Different Types of Web Hosting
A number of different types of web hosting plans exist for today's business and individual needs. For the best web hosting experience, it's important to understand different types of hosting, and how each might suit a particular company. Individuals and companies who want to build a website accessible through the internet need to use a web host if they aren't otherwise able to run their own server.
Hosting a server on-site costs a lot of money, and often it's easier to allow a third party to host a website and let that company handle all of the technology required of website hosting. Although some internet service providers (ISP) offer web hosting services in addition to internet access, most companies choose to work with a dedicated web hosting company.
Depending on the needs of the customer, a web hosting service offers a tremendous level of variety between the different sizes and scope of services. Different types of web hosting services to consider include:
1. Shared hosting
Often used by very small companies and individuals, shared hosting allows many clients to share the space on a single machine or server. This option tends to be attractive to small companies because it is far less expensive than moving up to a dedicated server. With many accounts on the same server, costs of maintenance, upgrades, and technology are shared between many clients. Shared hosting doesn't require that a user deals with any sort of maintenance.
2. Dedicated hosting
Dedicated hosting is often considered one of the best options for companies that are not yet large enough to house their own server, and which must make heavy demands upon the web host. A dedicated server is leased by a single company which doesn't share the access with any other clients. Because a single company controls all the data on the server, much of the web hosting experience may be changed at the client's discretion. For example, a company leasing a server may request a specific operating system or hardware be used.

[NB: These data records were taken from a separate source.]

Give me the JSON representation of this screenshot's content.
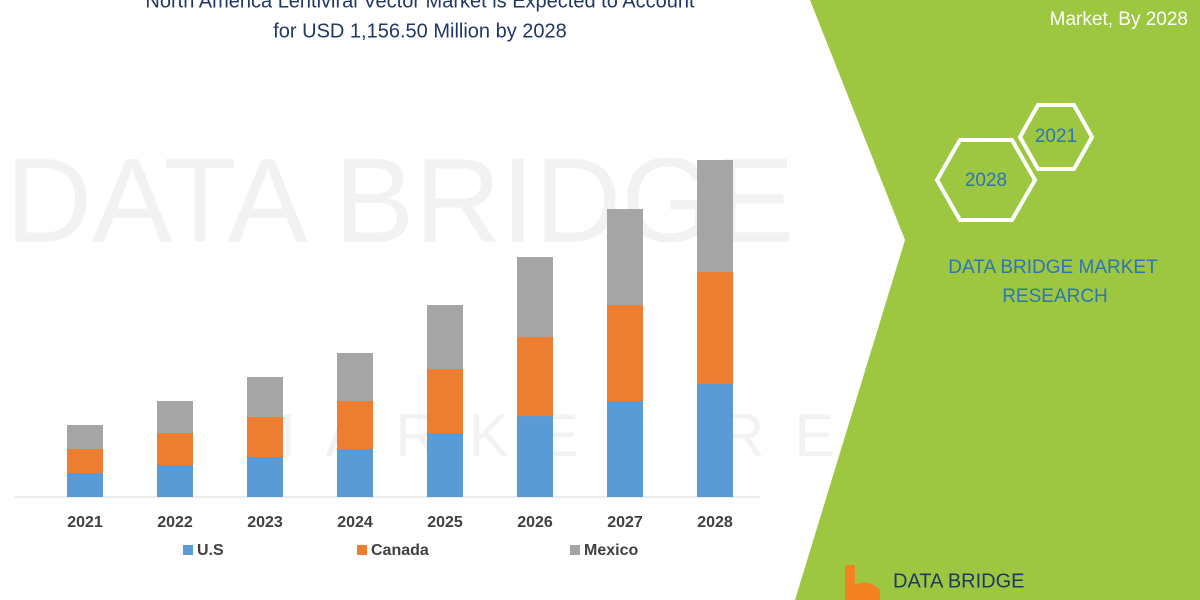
{
  "chart_data": {
    "type": "bar",
    "stacked": true,
    "title": [
      "North America Lentiviral Vector Market is Expected to Account",
      "for USD 1,156.50 Million by 2028"
    ],
    "categories": [
      "2021",
      "2022",
      "2023",
      "2024",
      "2025",
      "2026",
      "2027",
      "2028"
    ],
    "series": [
      {
        "name": "U.S",
        "color": "#5b9bd5",
        "values": [
          82.4,
          109.8,
          137.3,
          164.7,
          219.6,
          277.9,
          329.4,
          387.9
        ]
      },
      {
        "name": "Canada",
        "color": "#ed7d31",
        "values": [
          82.4,
          109.8,
          137.3,
          164.7,
          219.6,
          271.1,
          329.4,
          384.3
        ]
      },
      {
        "name": "Mexico",
        "color": "#a5a5a5",
        "values": [
          82.4,
          109.8,
          137.3,
          164.7,
          219.6,
          274.5,
          329.4,
          384.3
        ]
      }
    ]
  },
  "panel": {
    "subtitle": "Market, By 2028",
    "hexagons": [
      "2021",
      "2028"
    ],
    "brand": [
      "DATA BRIDGE MARKET",
      "RESEARCH"
    ],
    "logo": "DATA BRIDGE"
  },
  "watermark": [
    "DATA BRIDGE",
    "MARKET RESEARCH"
  ]
}
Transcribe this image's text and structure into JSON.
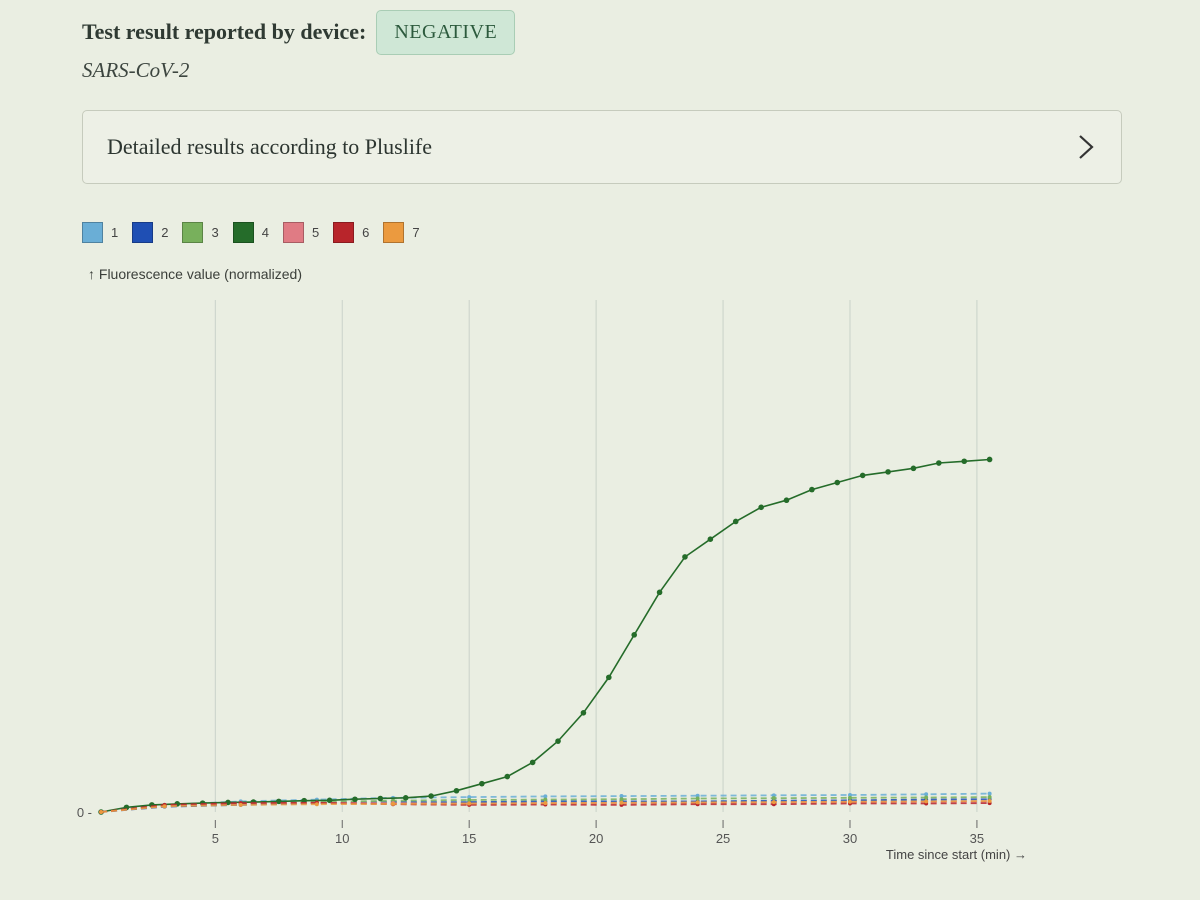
{
  "header": {
    "result_label": "Test result reported by device:",
    "result_value": "NEGATIVE",
    "pathogen": "SARS-CoV-2"
  },
  "details_panel": {
    "label": "Detailed results according to Pluslife",
    "icon": "chevron-right-icon"
  },
  "legend": [
    {
      "label": "1",
      "color": "#6aaed6"
    },
    {
      "label": "2",
      "color": "#1f4fb4"
    },
    {
      "label": "3",
      "color": "#78b05c"
    },
    {
      "label": "4",
      "color": "#256c2a"
    },
    {
      "label": "5",
      "color": "#e07b84"
    },
    {
      "label": "6",
      "color": "#b8252b"
    },
    {
      "label": "7",
      "color": "#eb9a3f"
    }
  ],
  "chart_data": {
    "type": "line",
    "ylabel": "↑ Fluorescence value (normalized)",
    "xlabel": "Time since start (min) →",
    "x_ticks": [
      5,
      10,
      15,
      20,
      25,
      30,
      35
    ],
    "y_ticks": [
      "0"
    ],
    "xlim": [
      0.3,
      36.5
    ],
    "ylim": [
      0,
      1.05
    ],
    "grid": "vertical",
    "series": [
      {
        "name": "1",
        "color": "#6aaed6",
        "x": [
          0.5,
          3,
          6,
          9,
          12,
          15,
          18,
          21,
          24,
          27,
          30,
          33,
          35.5
        ],
        "y": [
          0.0,
          0.02,
          0.03,
          0.035,
          0.04,
          0.042,
          0.044,
          0.045,
          0.046,
          0.047,
          0.048,
          0.05,
          0.052
        ]
      },
      {
        "name": "2",
        "color": "#1f4fb4",
        "x": [
          0.5,
          3,
          6,
          9,
          12,
          15,
          18,
          21,
          24,
          27,
          30,
          33,
          35.5
        ],
        "y": [
          0.0,
          0.015,
          0.02,
          0.025,
          0.028,
          0.028,
          0.03,
          0.03,
          0.03,
          0.032,
          0.033,
          0.035,
          0.036
        ]
      },
      {
        "name": "3",
        "color": "#78b05c",
        "x": [
          0.5,
          3,
          6,
          9,
          12,
          15,
          18,
          21,
          24,
          27,
          30,
          33,
          35.5
        ],
        "y": [
          0.0,
          0.018,
          0.024,
          0.028,
          0.032,
          0.034,
          0.035,
          0.036,
          0.038,
          0.039,
          0.04,
          0.041,
          0.042
        ]
      },
      {
        "name": "4",
        "color": "#256c2a",
        "x": [
          0.5,
          1.5,
          2.5,
          3.5,
          4.5,
          5.5,
          6.5,
          7.5,
          8.5,
          9.5,
          10.5,
          11.5,
          12.5,
          13.5,
          14.5,
          15.5,
          16.5,
          17.5,
          18.5,
          19.5,
          20.5,
          21.5,
          22.5,
          23.5,
          24.5,
          25.5,
          26.5,
          27.5,
          28.5,
          29.5,
          30.5,
          31.5,
          32.5,
          33.5,
          34.5,
          35.5
        ],
        "y": [
          0.0,
          0.013,
          0.02,
          0.023,
          0.025,
          0.027,
          0.028,
          0.03,
          0.032,
          0.033,
          0.036,
          0.038,
          0.04,
          0.045,
          0.06,
          0.08,
          0.1,
          0.14,
          0.2,
          0.28,
          0.38,
          0.5,
          0.62,
          0.72,
          0.77,
          0.82,
          0.86,
          0.88,
          0.91,
          0.93,
          0.95,
          0.96,
          0.97,
          0.985,
          0.99,
          0.995
        ]
      },
      {
        "name": "5",
        "color": "#e07b84",
        "x": [
          0.5,
          3,
          6,
          9,
          12,
          15,
          18,
          21,
          24,
          27,
          30,
          33,
          35.5
        ],
        "y": [
          0.0,
          0.018,
          0.024,
          0.026,
          0.025,
          0.024,
          0.025,
          0.025,
          0.026,
          0.027,
          0.028,
          0.029,
          0.03
        ]
      },
      {
        "name": "6",
        "color": "#b8252b",
        "x": [
          0.5,
          3,
          6,
          9,
          12,
          15,
          18,
          21,
          24,
          27,
          30,
          33,
          35.5
        ],
        "y": [
          0.0,
          0.02,
          0.025,
          0.026,
          0.022,
          0.02,
          0.021,
          0.02,
          0.022,
          0.022,
          0.024,
          0.024,
          0.025
        ]
      },
      {
        "name": "7",
        "color": "#eb9a3f",
        "x": [
          0.5,
          3,
          6,
          9,
          12,
          15,
          18,
          21,
          24,
          27,
          30,
          33,
          35.5
        ],
        "y": [
          0.0,
          0.016,
          0.02,
          0.022,
          0.023,
          0.024,
          0.025,
          0.026,
          0.027,
          0.028,
          0.029,
          0.03,
          0.031
        ]
      }
    ]
  }
}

3. Virtual Private Server (VPS)
Also known as a "Virtual Dedicated Server," this type of web hosting software is installed on a computer to provide better speed and responsiveness for data-heavy websites. A VPS from a web host can be designed to meet a specific customer's needs as far as speed and technology are concerned. The design of a virtual private server allows several clients to take advantage of the power within a single machine while sharing some resources of the device. This allows for short bursts of very demanding data requests from each user that won't bog down the overall machine.
4. Cloud hosting
A popular term today that is used in many different circumstances the idea of computing via the "cloud," which means that access to a server is provided over the internet for reasons of web hosting, storage, and other basic needs. Sometimes cloud computing may exist as an internal method of server access within a company, but regarding web hosting, this service is always located somewhere else.
One of the reasons why some web hosts offer cloud technology is because of the increased efficiency. Most of the time access to cloud servers for updating and maintaining a website occurs through software on a computer or through the internet and a web browser.
5. Reseller hosting
This type of hosting requires that the reseller lease space upon a host's hard drive after which he or she will allocate a certain percentage of that space and access to a client. A reseller is essentially a "middle-man" between a web host and the client. The space traditionally rented by a reseller will either be a dedicated server or a shared server, and the type depends upon a reseller's volume of clients. With dedicated servers, a reseller may rent out space without gaining permission from the web host. Most shared servers, however, do require that a reseller obtains permission to provide reseller hosting.
Understanding the best web hosting option usually depends on the amount of a company's website traffic and the amount of control required by the company. Simple websites require nothing more than a shared server while big companies should consider a dedicated server.